2.Wenn ein Vater durch Leichtsinnigkeit einen schweren Unfall oder Verlust erlebte, der ihn sein Leben lang verfolgte, dann wird er seinem Sohn Sicherheitsdenken und Vorsicht bei allem vermitteln.

3.Wenn der Vater an einer Krankheit litt, dann wird er sehr viel Wert auf gesunde Ernährung und sämtliche ärztliche Vorsorgeuntersuchungen legen.

Diese verkürzten Beispiele sollen deutlich machen: Was der Vater dem Sohn wünscht und was er ihm vermitteln will, ist sehr subjektiv geprägt. Oft ist es genau das, was der Sohn später beim Vater ablehnt. Die Vorwürfe können dann lauten:

1.Du denkst nur ans Geld und an materielle Sicherheit! Mir ist aber anderes im Leben wichtiger.

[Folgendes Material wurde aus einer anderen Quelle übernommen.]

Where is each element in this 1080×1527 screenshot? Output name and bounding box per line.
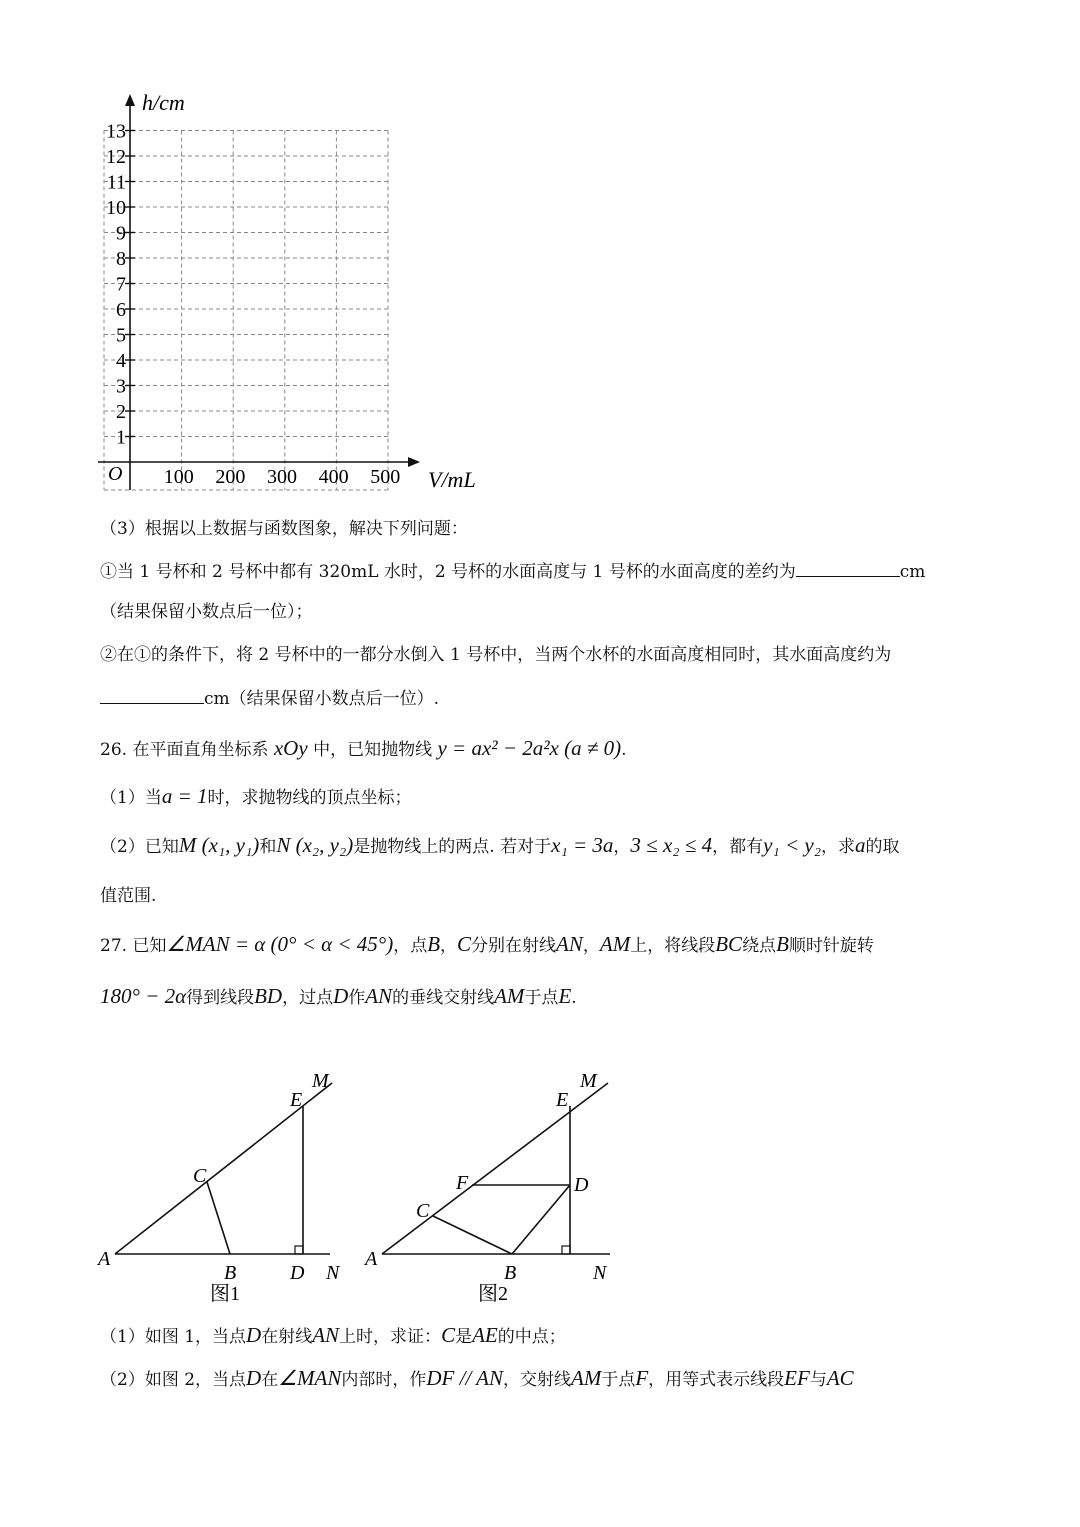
- q26-p2-a: （2）已知: [100, 837, 179, 857]
- q27-p1-c: 上时，求证：: [339, 1327, 442, 1347]
- q26-equation: y = ax² − 2a²x (a ≠ 0): [437, 736, 622, 760]
- x-tick-label: 200: [215, 466, 246, 488]
- q27-p2-F: F: [635, 1366, 649, 1390]
- q26-point-m: M (x₁, y₁): [178, 833, 260, 857]
- q26-p2-b: 是抛物线上的两点. 若对于: [353, 837, 552, 857]
- q26-p2-sep: ，: [613, 837, 631, 857]
- q27-p2-AM: AM: [571, 1366, 602, 1390]
- q27-l2-BD: BD: [254, 984, 283, 1008]
- y-tick-label: 2: [116, 401, 126, 423]
- x-tick-label: 300: [267, 466, 297, 488]
- q26-statement: [100, 737, 627, 761]
- q27-l1-b: ，点: [393, 936, 428, 956]
- fig2-label-b: B: [504, 1262, 517, 1284]
- q27-statement-line1: [100, 933, 874, 957]
- q26-end: .: [621, 740, 627, 760]
- q27-statement-line2: [100, 985, 577, 1009]
- q27-rotation-angle: 180° − 2α: [100, 984, 187, 1008]
- q27-l2-d: 的垂线交射线: [392, 988, 495, 1008]
- q26-part2-cont: 值范围.: [100, 886, 157, 906]
- y-tick-label: 5: [116, 324, 126, 347]
- q2-unit: cm（结果保留小数点后一位）.: [204, 689, 440, 709]
- q27-l1-e: ，: [582, 936, 600, 956]
- q27-p1-b: 在射线: [261, 1327, 313, 1347]
- q27-l2-e: 于点: [524, 988, 559, 1008]
- fig1-segment-cb: [207, 1182, 230, 1254]
- q26-p2-and: 和: [259, 837, 277, 857]
- q27-p2-AC: AC: [826, 1366, 854, 1390]
- q27-part2: [100, 1367, 854, 1391]
- q27-l1-c: ，: [440, 936, 458, 956]
- q27-p2-parallel: DF // AN: [426, 1366, 503, 1390]
- y-axis-label: h/cm: [142, 90, 185, 115]
- q27-l2-E: E: [558, 984, 572, 1008]
- q26-part1: [100, 785, 412, 809]
- x-axis-arrow: [408, 457, 420, 467]
- q27-l1-B: B: [427, 932, 441, 956]
- y-tick-label: 3: [116, 375, 126, 398]
- y-axis-arrow: [125, 94, 135, 106]
- q27-p1-e: 的中点；: [497, 1327, 566, 1347]
- fig2-label-m: M: [580, 1070, 597, 1092]
- q27-p2-EF: EF: [784, 1366, 810, 1390]
- q26-coord-sys: xOy: [273, 736, 308, 760]
- fig1-right-angle-mark: [295, 1246, 303, 1254]
- x-axis-label: V/mL: [428, 467, 476, 492]
- q26-p1-b: 时，求抛物线的顶点坐标；: [207, 788, 412, 808]
- q26-cond-1: x₁ = 3a: [551, 833, 614, 857]
- q27-l2-a: 得到线段: [186, 988, 255, 1008]
- q27-l1-AN: AN: [556, 932, 583, 956]
- q26-p2-d: ，求: [821, 837, 856, 857]
- fig1-label-n: N: [326, 1262, 340, 1284]
- x-tick-label: 400: [318, 466, 349, 488]
- q27-p2-c: 内部时，作: [341, 1370, 427, 1390]
- fig2-segment-bd: [512, 1185, 570, 1254]
- fig1-label-b: B: [224, 1262, 237, 1284]
- q27-p2-e: 于点: [601, 1370, 636, 1390]
- x-tick-label: 100: [163, 466, 194, 488]
- fig2-segment-cb: [433, 1216, 512, 1254]
- q26-p1-a: （1）当: [100, 788, 162, 808]
- q1-answer-blank: [796, 560, 900, 577]
- y-tick-label: 8: [116, 248, 126, 270]
- q26-p2-e: 的取: [865, 837, 900, 857]
- part3-intro: （3）根据以上数据与函数图象，解决下列问题：: [100, 519, 468, 539]
- q26-part2: [100, 834, 900, 858]
- q27-l1-g: 绕点: [742, 936, 777, 956]
- y-tick-label: 4: [116, 350, 126, 372]
- q1-unit: cm: [899, 562, 926, 582]
- q27-l2-AM: AM: [494, 984, 525, 1008]
- q27-l1-a: 27. 已知: [100, 936, 167, 956]
- y-tick-label: 13: [106, 120, 126, 143]
- q27-l1-C: C: [457, 932, 472, 956]
- q27-p2-angle: ∠MAN: [278, 1366, 342, 1390]
- fig2-label-d: D: [574, 1174, 589, 1196]
- q2-answer-blank: [100, 687, 204, 704]
- figure-2: [360, 1060, 630, 1310]
- fig2-ray-am: [382, 1083, 608, 1254]
- q27-p2-g: 与: [809, 1370, 827, 1390]
- fig2-caption: 图2: [478, 1283, 508, 1305]
- q27-p2-f: ，用等式表示线段: [648, 1370, 785, 1390]
- fig1-label-c: C: [193, 1165, 207, 1187]
- q27-p1-AE: AE: [472, 1323, 498, 1347]
- q27-p2-a: （2）如图 2，当点: [100, 1370, 247, 1390]
- q26-p2-c: ，都有: [712, 837, 764, 857]
- fig1-label-a: A: [98, 1248, 111, 1270]
- q26-cond-2: 3 ≤ x₂ ≤ 4: [630, 833, 713, 857]
- q27-p1-d: 是: [455, 1327, 473, 1347]
- fig2-label-f: F: [456, 1172, 469, 1194]
- q27-p1-D: D: [246, 1323, 262, 1347]
- fig2-label-a: A: [365, 1248, 378, 1270]
- q2-answer-line: [100, 687, 439, 710]
- q27-l1-h: 顺时针旋转: [788, 936, 874, 956]
- fig1-label-d: D: [290, 1262, 305, 1284]
- q27-l2-f: .: [571, 988, 577, 1008]
- fig1-caption: 图1: [210, 1283, 240, 1305]
- q26-cond-3: y₁ < y₂: [763, 833, 822, 857]
- q27-p1-C: C: [441, 1323, 456, 1347]
- q27-part1: [100, 1324, 566, 1348]
- grid-lines: [104, 131, 388, 491]
- q27-l1-B2: B: [776, 932, 789, 956]
- q27-p2-d: ，交射线: [503, 1370, 571, 1390]
- fig2-right-angle-mark: [562, 1246, 570, 1254]
- h-v-grid-chart: [0, 0, 520, 500]
- q27-l1-f: 上，将线段: [630, 936, 716, 956]
- x-tick-label: 500: [370, 466, 401, 488]
- q27-angle-cond: ∠MAN = α (0° < α < 45°): [166, 932, 394, 956]
- fig2-label-n: N: [593, 1262, 607, 1284]
- q27-p1-a: （1）如图 1，当点: [100, 1327, 247, 1347]
- part3-question-1: [100, 560, 925, 583]
- y-tick-label: 10: [106, 197, 126, 219]
- y-tick-label: 1: [116, 426, 126, 449]
- fig2-label-e: E: [556, 1089, 569, 1111]
- q27-l1-d: 分别在射线: [471, 936, 557, 956]
- q26-point-n: N (x₂, y₂): [276, 833, 354, 857]
- y-tick-label: 6: [116, 299, 126, 321]
- y-tick-label: 9: [116, 222, 126, 245]
- q26-p1-math: a = 1: [161, 784, 208, 808]
- q27-l2-b: ，过点: [282, 988, 334, 1008]
- q27-l2-AN: AN: [365, 984, 393, 1008]
- part3-question-2: ②在①的条件下，将 2 号杯中的一都分水倒入 1 号杯中，当两个水杯的水面高度相同时，其水面高度约为: [100, 645, 892, 665]
- q27-l1-AM: AM: [599, 932, 631, 956]
- q1-text: ①当 1 号杯和 2 号杯中都有 320mL 水时，2 号杯的水面高度与 1 号杯的水面高度的差约为: [100, 562, 796, 582]
- q27-p1-AN: AN: [312, 1323, 340, 1347]
- y-tick-label: 7: [116, 273, 126, 296]
- y-tick-label: 11: [106, 171, 126, 194]
- q27-l1-BC: BC: [715, 932, 743, 956]
- figure-1: [90, 1060, 360, 1310]
- q26-prefix: 26. 在平面直角坐标系: [100, 740, 269, 760]
- fig1-label-e: E: [290, 1089, 303, 1111]
- q1-note: （结果保留小数点后一位）；: [100, 602, 313, 622]
- q27-p2-b: 在: [261, 1370, 279, 1390]
- q27-l2-c: 作: [348, 988, 366, 1008]
- y-tick-label: 12: [106, 146, 126, 168]
- q26-mid: 中，已知抛物线: [313, 740, 433, 760]
- origin-label: O: [108, 463, 123, 485]
- q26-var-a: a: [855, 833, 866, 857]
- fig2-label-c: C: [416, 1200, 430, 1222]
- q27-l2-D: D: [333, 984, 349, 1008]
- q27-p2-D: D: [246, 1366, 262, 1390]
- fig1-label-m: M: [312, 1070, 329, 1092]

2.Du bist ein Angsthase! Ich will spontan sein, meinen Impulsen folgen und etwas wagen im Leben.

3.Deine Fixierung auf Krankheiten nervt! Solange ich nicht echte Schmerzen habe, gehe ich doch nicht zum Arzt. Und ich esse einfach, was mir schmeckt.

Später im Leben merkt man dann, dass man das zentrale Lebensthema oder emotionale Grundmuster des Vaters wiederholt – ein Thema mit Variationen, geprägt durch die andere Zeit, in der man lebt. Doch das sehen die meisten erst im Nachhinein, wenn es zu spät ist. Entscheidend ist hierbei, sich als Sohn bewusst zu machen, welche Absichten der Vater verfolgte, wenn er Belehrungen aussprach oder Tipps gab, die man oft als nervig oder penetrant erlebte: Er wünschte sich für seinen Sohn, dass er nicht das gleiche Leid erlebte wie er. Wertschätze dies und danke deinem Vater dafür – das bewirkt manchmal Wunder!